ENOT optimization package

enot.optimize package contains optimizer definitions for three main neural architecture search stages.

To optimize a neural network architecture, you should do the following:

  • Train the search space (pretrain)

  • Search for the optimal architecture (search)

  • Tune obtained model (tune)

build_enot_optimizer(phase_name, model, optimizer, **options)

Builds and returns ENOT optimizer according to the given phase name.

Parameters
  • phase_name ({"pretrain", "search", "train"}) – Name of the phase. Must be one of {“pretrain”, “search” or “train”}.

  • model (torch.nn.Module) – PyTorch model to optimize.

  • optimizer (torch.optim.Optimizer) – PyTorch optimizer to be replaced with the ENOT optimizer.

  • options – ENOT optimizer options.

Returns

Suitable ENOT optimizer instance.

Return type

BaseEnotOptimizer

Raises
  • ValueError – If got unknown phase name or unknown optimizer options.

  • TypeError – If model type is not suitable for the selected phase. Or, if optimizer instance is not a subclass of torch.optim.Optimizer.

Search space pre-training

Neural architecture search starts with the search space creation and its pretrain procedure for further selection of the best operations.

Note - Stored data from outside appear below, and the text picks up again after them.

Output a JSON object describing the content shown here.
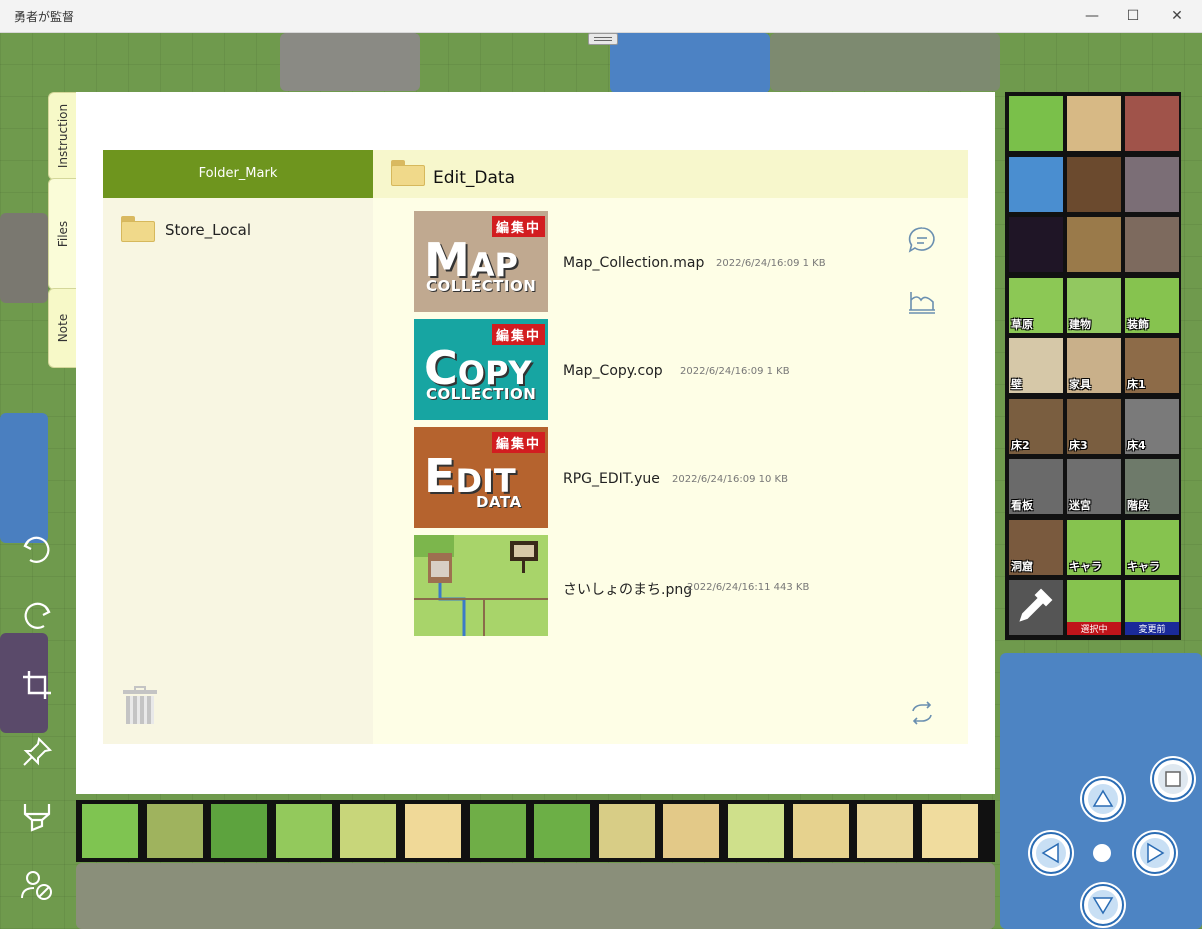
{
  "window": {
    "title": "勇者が監督",
    "controls": [
      "minimize",
      "maximize",
      "close"
    ]
  },
  "side_tabs": [
    {
      "label": "Instruction"
    },
    {
      "label": "Files"
    },
    {
      "label": "Note"
    }
  ],
  "left_panel": {
    "header": "Folder_Mark",
    "folders": [
      {
        "label": "Store_Local",
        "icon": "folder-icon"
      }
    ],
    "trash_icon": "trash-icon"
  },
  "right_panel": {
    "header_title": "Edit_Data",
    "files": [
      {
        "name": "Map_Collection.map",
        "meta": "2022/6/24/16:09  1 KB",
        "thumb": {
          "badge": "編集中",
          "big_initial": "M",
          "big_rest": "AP",
          "sub": "COLLECTION",
          "bg": "#c0a990"
        }
      },
      {
        "name": "Map_Copy.cop",
        "meta": "2022/6/24/16:09  1 KB",
        "thumb": {
          "badge": "編集中",
          "big_initial": "C",
          "big_rest": "OPY",
          "sub": "COLLECTION",
          "bg": "#17a5a2"
        }
      },
      {
        "name": "RPG_EDIT.yue",
        "meta": "2022/6/24/16:09  10 KB",
        "thumb": {
          "badge": "編集中",
          "big_initial": "E",
          "big_rest": "DIT",
          "sub": "DATA",
          "bg": "#b5632e"
        }
      },
      {
        "name": "さいしょのまち.png",
        "meta": "2022/6/24/16:11  443 KB",
        "thumb": {
          "badge": "",
          "big_initial": "",
          "big_rest": "",
          "sub": "",
          "bg": "#a8d46a"
        }
      }
    ],
    "actions": [
      "chat-icon",
      "scene-icon",
      "refresh-icon"
    ]
  },
  "palette": {
    "tiles": [
      {
        "label": "",
        "color": "#7ac04a"
      },
      {
        "label": "",
        "color": "#d7b985"
      },
      {
        "label": "",
        "color": "#a0534a"
      },
      {
        "label": "",
        "color": "#4a8ed0"
      },
      {
        "label": "",
        "color": "#6b4a2e"
      },
      {
        "label": "",
        "color": "#7b6e76"
      },
      {
        "label": "",
        "color": "#1f1526"
      },
      {
        "label": "",
        "color": "#9a7a4a"
      },
      {
        "label": "",
        "color": "#7d6a5e"
      },
      {
        "label": "草原",
        "color": "#8cc855"
      },
      {
        "label": "建物",
        "color": "#92c860"
      },
      {
        "label": "装飾",
        "color": "#86c34f"
      },
      {
        "label": "壁",
        "color": "#d6c8a8"
      },
      {
        "label": "家具",
        "color": "#c9b08a"
      },
      {
        "label": "床1",
        "color": "#8d6b48"
      },
      {
        "label": "床2",
        "color": "#7a5e40"
      },
      {
        "label": "床3",
        "color": "#7a5e40"
      },
      {
        "label": "床4",
        "color": "#7a7a7a"
      },
      {
        "label": "看板",
        "color": "#6a6a6a"
      },
      {
        "label": "迷宮",
        "color": "#6f6f6f"
      },
      {
        "label": "階段",
        "color": "#6e7a6a"
      },
      {
        "label": "洞窟",
        "color": "#7a5a3e"
      },
      {
        "label": "キャラ",
        "color": "#86c34f"
      },
      {
        "label": "キャラ",
        "color": "#86c34f"
      },
      {
        "label": "",
        "color": "#555555"
      },
      {
        "label": "",
        "color": "#86c34f"
      },
      {
        "label": "",
        "color": "#86c34f"
      }
    ],
    "bottom_tags": {
      "selected": "選択中",
      "before": "変更前"
    }
  },
  "strip": {
    "tiles": [
      "#7fc451",
      "#9fb35e",
      "#5da33e",
      "#93c95c",
      "#c8d67a",
      "#f0d998",
      "#6fae47",
      "#6caf46",
      "#d8cd86",
      "#e3c988",
      "#cfe08b",
      "#e6d28e",
      "#e9d79a",
      "#f0dc9e"
    ]
  },
  "tools": [
    "undo-icon",
    "redo-icon",
    "crop-icon",
    "pin-icon",
    "highlighter-icon",
    "user-block-icon"
  ],
  "dpad": [
    "up-arrow-icon",
    "left-arrow-icon",
    "right-arrow-icon",
    "down-arrow-icon",
    "stop-icon",
    "center-dot-icon"
  ]
}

class EnotPretrainOptimizer(search_space, optimizer, check_recommended_optimizations=True, **options)

ENOT optimizer for pretrain phase.

Parameters
__init__(search_space, optimizer, check_recommended_optimizations=True, **options)
Parameters
  • search_space (SearchSpaceModel) – Search space model to optimize.

  • optimizer (torch.optim.Optimizer) – PyTorch optimizer to be replaced with the ENOT optimizer.

  • check_recommended_optimizations (bool, optional) – Whether to use recommended ENOT optimizations. Default value is True.

  • options – Other experimental options (should be ignored by user).

add_param_group(param_group)

Call add_param_group of the wrapped optimizer.

Parameters

param_group (dict with str keys) – Parameter group description to add to user optimizer.

Return type

None

load_state_dict(state_dict)

Call load_state_dict of the wrapped optimizer.

Parameters

state_dict (dict with str keys) – State dict to be loaded to user optimizer instance.

Return type

None

property model: torch.nn.modules.module.Module

Model passed to the constructor.

Returns

PyTorch model passed to the Enot optimizer constructor.

Return type

torch.nn.Module

model_step(closure)

Perform gradient accumulation step.

Besides gradient computation, this method performs ENOT internal ENOT algorithms and utility configurations.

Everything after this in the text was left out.